View of strategy week, issue 45, 2021: regulatory crackdown on “fake foreign capital” or short-term disturbance of market sentiment

Key investment points:

The volatility of European and American markets intensified, and the main stock indexes of A-Shares closed down collectively. This week, the Federal Reserve announced the last interest rate resolution of the year. The three major interest rates remain unchanged. It plans to accelerate taper from January next year and increase the monthly asset purchase scale from US $15 billion to US $30 billion. The dot matrix shows that two-thirds of officials expect to raise interest rates three times in 2022 and 60% expect to raise interest rates three times in 2023. The expectation of raising interest rates is heating up, and their attitude has obviously changed. The Bank of England then announced that it would raise interest rates by 15 basis points to raise the benchmark interest rate to 0.25%, and the European Central Bank announced that it would adjust its asset purchase plan. Affected by this, European and American stock markets collectively adjusted this week, and US stocks fell sharply. The main indexes of A-Shares fell collectively during the week, among which the Shanghai Composite Index fell 0.93%, leading the rise of A-Shares to close at 3632.36 points, the Shenzhen Component Index fell 1.61%, the gem index fell 0.94%, the Shanghai and Shenzhen 300 fell 1.99%, and the Kechuang 50 fell 2.55%.

The Federal Reserve tightened liquidity, and there was a significant net inflow of funds to the north. The turnover of the two markets continued to exceed trillion yuan in five trading days this week. At present, A-Shares have exceeded trillion yuan for 41 consecutive trading days. The average daily turnover of Wande a was 1164630 billion yuan, a decrease of about 24.938 billion yuan compared with last week. Except for the gem, the turnover rate of major stock indexes decreased compared with last week. As of the end of this week, the balance of margin trading and securities lending was 1841.959 billion yuan, a slight decrease of 386 million yuan compared with the previous week, which has decreased for three consecutive weeks; During the week, the transaction volume of two financial institutions was 447.237 billion yuan, a slight decrease of about 12.5 billion yuan compared with last week; The trading volume of Liangrong accounted for 7.69% of the trading volume of a shares, a slight increase of 0.03 percentage points compared with last week.
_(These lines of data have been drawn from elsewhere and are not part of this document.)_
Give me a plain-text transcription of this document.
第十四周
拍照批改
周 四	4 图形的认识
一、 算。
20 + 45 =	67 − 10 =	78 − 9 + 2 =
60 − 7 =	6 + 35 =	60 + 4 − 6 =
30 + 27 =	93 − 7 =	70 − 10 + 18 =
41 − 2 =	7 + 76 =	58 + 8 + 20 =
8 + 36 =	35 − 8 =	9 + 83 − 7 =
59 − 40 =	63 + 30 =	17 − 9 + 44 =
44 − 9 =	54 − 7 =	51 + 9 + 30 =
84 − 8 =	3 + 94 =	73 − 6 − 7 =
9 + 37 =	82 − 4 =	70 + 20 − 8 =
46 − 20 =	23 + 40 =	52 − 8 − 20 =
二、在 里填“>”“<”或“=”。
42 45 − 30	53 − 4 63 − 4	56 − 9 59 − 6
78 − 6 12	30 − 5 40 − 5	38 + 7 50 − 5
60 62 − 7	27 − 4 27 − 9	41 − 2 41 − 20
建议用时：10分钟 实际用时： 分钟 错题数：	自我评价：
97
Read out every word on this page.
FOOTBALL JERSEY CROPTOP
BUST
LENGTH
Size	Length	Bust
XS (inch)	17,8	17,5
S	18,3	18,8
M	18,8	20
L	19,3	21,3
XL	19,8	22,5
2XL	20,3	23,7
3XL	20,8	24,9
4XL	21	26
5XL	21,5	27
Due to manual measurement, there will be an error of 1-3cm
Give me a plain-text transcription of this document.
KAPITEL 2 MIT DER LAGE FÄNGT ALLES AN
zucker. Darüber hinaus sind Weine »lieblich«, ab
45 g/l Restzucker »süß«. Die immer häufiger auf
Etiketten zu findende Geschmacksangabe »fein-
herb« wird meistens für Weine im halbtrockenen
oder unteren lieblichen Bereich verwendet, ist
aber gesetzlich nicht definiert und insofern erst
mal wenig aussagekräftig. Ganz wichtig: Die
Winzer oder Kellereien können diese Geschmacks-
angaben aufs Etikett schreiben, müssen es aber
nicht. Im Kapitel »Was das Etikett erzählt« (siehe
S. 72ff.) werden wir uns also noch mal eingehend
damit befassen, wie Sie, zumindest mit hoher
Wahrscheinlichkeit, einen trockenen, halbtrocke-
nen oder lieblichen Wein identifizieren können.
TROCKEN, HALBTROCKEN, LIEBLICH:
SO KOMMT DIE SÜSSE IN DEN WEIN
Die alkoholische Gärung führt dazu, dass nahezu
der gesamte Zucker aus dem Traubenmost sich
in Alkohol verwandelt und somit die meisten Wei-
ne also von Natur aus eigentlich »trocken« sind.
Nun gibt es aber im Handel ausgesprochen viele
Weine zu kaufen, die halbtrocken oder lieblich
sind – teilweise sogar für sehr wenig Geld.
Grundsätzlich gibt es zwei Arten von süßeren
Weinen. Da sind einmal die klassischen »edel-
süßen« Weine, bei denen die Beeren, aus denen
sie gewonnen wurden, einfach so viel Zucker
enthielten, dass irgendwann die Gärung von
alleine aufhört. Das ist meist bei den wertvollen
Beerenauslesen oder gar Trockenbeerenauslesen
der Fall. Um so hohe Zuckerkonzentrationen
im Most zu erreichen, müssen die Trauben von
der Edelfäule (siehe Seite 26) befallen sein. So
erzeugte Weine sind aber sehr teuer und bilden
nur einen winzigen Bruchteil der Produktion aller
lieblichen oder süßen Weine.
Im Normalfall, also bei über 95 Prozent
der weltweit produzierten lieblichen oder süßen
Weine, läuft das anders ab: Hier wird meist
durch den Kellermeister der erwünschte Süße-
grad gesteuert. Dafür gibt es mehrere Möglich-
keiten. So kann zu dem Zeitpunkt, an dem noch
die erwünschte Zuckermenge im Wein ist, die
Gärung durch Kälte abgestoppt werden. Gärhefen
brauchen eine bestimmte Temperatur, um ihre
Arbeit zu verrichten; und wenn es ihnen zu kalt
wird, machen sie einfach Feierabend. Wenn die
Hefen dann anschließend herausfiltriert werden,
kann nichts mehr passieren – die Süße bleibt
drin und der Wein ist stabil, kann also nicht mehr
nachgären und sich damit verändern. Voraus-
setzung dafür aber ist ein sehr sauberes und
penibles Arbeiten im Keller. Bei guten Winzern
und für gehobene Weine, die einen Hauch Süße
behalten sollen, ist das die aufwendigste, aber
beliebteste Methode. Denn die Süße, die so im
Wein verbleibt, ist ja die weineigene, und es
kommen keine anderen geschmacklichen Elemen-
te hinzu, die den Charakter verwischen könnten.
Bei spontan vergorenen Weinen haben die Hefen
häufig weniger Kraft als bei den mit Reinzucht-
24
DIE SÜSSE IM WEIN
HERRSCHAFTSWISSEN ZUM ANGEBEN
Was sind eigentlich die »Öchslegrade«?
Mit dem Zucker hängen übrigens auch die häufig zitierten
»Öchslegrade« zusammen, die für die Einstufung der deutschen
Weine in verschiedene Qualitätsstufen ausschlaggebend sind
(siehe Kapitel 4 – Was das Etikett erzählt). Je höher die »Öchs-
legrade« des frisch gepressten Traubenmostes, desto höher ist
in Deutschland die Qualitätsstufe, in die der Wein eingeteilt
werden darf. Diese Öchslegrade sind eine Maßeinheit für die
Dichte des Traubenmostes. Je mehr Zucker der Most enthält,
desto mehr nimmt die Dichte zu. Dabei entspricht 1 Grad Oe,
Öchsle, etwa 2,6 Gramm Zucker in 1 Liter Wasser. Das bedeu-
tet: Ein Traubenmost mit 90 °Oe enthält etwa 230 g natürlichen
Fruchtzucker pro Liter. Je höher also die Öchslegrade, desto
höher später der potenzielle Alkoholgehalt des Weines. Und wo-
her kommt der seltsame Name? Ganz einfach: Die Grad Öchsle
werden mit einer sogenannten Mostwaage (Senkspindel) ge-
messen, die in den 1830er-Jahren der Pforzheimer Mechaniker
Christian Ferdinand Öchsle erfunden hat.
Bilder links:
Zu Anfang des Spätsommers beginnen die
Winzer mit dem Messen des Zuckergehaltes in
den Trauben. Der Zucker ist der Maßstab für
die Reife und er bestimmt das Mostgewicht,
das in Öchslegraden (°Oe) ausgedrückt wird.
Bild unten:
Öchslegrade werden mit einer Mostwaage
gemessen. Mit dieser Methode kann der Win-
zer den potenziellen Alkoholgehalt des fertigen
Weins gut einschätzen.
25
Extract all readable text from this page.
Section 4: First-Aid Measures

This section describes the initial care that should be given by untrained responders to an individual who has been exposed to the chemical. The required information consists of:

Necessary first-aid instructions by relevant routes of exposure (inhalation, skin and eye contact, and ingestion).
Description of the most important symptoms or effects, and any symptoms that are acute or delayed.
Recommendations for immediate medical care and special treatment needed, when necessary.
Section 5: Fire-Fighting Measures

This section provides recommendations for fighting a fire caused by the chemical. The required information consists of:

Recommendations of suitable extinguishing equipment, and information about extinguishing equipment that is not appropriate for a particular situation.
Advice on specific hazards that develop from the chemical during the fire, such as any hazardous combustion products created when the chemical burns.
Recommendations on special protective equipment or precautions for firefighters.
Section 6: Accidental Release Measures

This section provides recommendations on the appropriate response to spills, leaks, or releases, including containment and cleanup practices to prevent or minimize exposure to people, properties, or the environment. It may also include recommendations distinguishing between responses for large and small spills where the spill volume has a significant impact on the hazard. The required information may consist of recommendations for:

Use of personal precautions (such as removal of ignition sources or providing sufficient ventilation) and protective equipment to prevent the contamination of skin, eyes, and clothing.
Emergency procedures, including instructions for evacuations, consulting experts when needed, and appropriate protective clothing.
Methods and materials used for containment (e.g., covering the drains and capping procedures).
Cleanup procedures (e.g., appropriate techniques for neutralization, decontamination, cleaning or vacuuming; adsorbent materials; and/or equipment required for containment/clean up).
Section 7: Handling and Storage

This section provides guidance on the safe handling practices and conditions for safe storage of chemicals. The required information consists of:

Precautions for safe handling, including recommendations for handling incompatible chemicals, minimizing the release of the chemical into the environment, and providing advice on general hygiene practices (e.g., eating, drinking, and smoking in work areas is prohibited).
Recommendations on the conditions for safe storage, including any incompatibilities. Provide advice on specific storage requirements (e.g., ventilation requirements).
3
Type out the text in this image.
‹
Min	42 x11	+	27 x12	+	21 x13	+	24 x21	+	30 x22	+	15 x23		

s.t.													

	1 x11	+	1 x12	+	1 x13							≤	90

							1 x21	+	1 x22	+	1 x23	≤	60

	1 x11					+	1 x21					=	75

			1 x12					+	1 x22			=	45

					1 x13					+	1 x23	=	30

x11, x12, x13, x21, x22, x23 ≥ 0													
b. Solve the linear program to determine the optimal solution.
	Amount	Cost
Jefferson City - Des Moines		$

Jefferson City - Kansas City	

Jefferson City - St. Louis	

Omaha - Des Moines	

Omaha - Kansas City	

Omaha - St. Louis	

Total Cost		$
Compared with the previous week, the net inflow of northward capital this week was RMB 11.467 billion, exceeding RMB 10 billion for three consecutive weeks, with a cumulative net inflow of RMB 1621.13 billion; The total trading volume of northbound funds during the week was 578.685 billion yuan, down more than 60 billion yuan from last week.

Investment suggestions: on December 17, the CSRC publicly solicited opinions on Amending the provisions on the trading interconnection mechanism between the mainland and Hong Kong stock markets. This amendment intends to restrict mainland investors from participating in land stock connect trading. “Fake foreign capital” used Shanghai and Shenzhen shares to increase their holdings and transactions to the north, and carried out a high proportion of capital allocation. At the same time, it violated the original intention of the policy by building cross-border positions and manipulating A-share transactions to achieve regulatory arbitrage, which prompted the CSRC to crack down. However, according to the data disclosed by the CSRC, at present, the overall scale of “fake foreign capital” transactions is small, and the transaction amount accounts for a relatively low proportion in northbound transactions. It is expected that the new regulations will have a certain impact on market sentiment in the short term, but the tone of the long-term healthy and stable development of China’s stock market remains unchanged, and it is still the general trend for foreign capital to actively allocate a shares. In particular, at present, the risk of overseas stock markets is rising, and the expectation of interest rate hike by the Federal Reserve is heating up frequently, so the A-share market has high attraction. In terms of industry allocation: 1) hot fields such as food and beverage, electronics and science and technology with relatively concentrated funds may meet short-term fluctuations and bargain hunting layout; 2) The interest rate cut was implemented, the liquidity situation was better, and attention was paid to the undervalued blue chip sectors such as non bank finance and banks; 3) The epidemic situation in China is distributed at many points, and attention is paid to the opportunities of the pharmaceutical sector.

Risk factors: the epidemic situation is repeated, the macro-economy is lower than expected, and the inflation is higher than expected.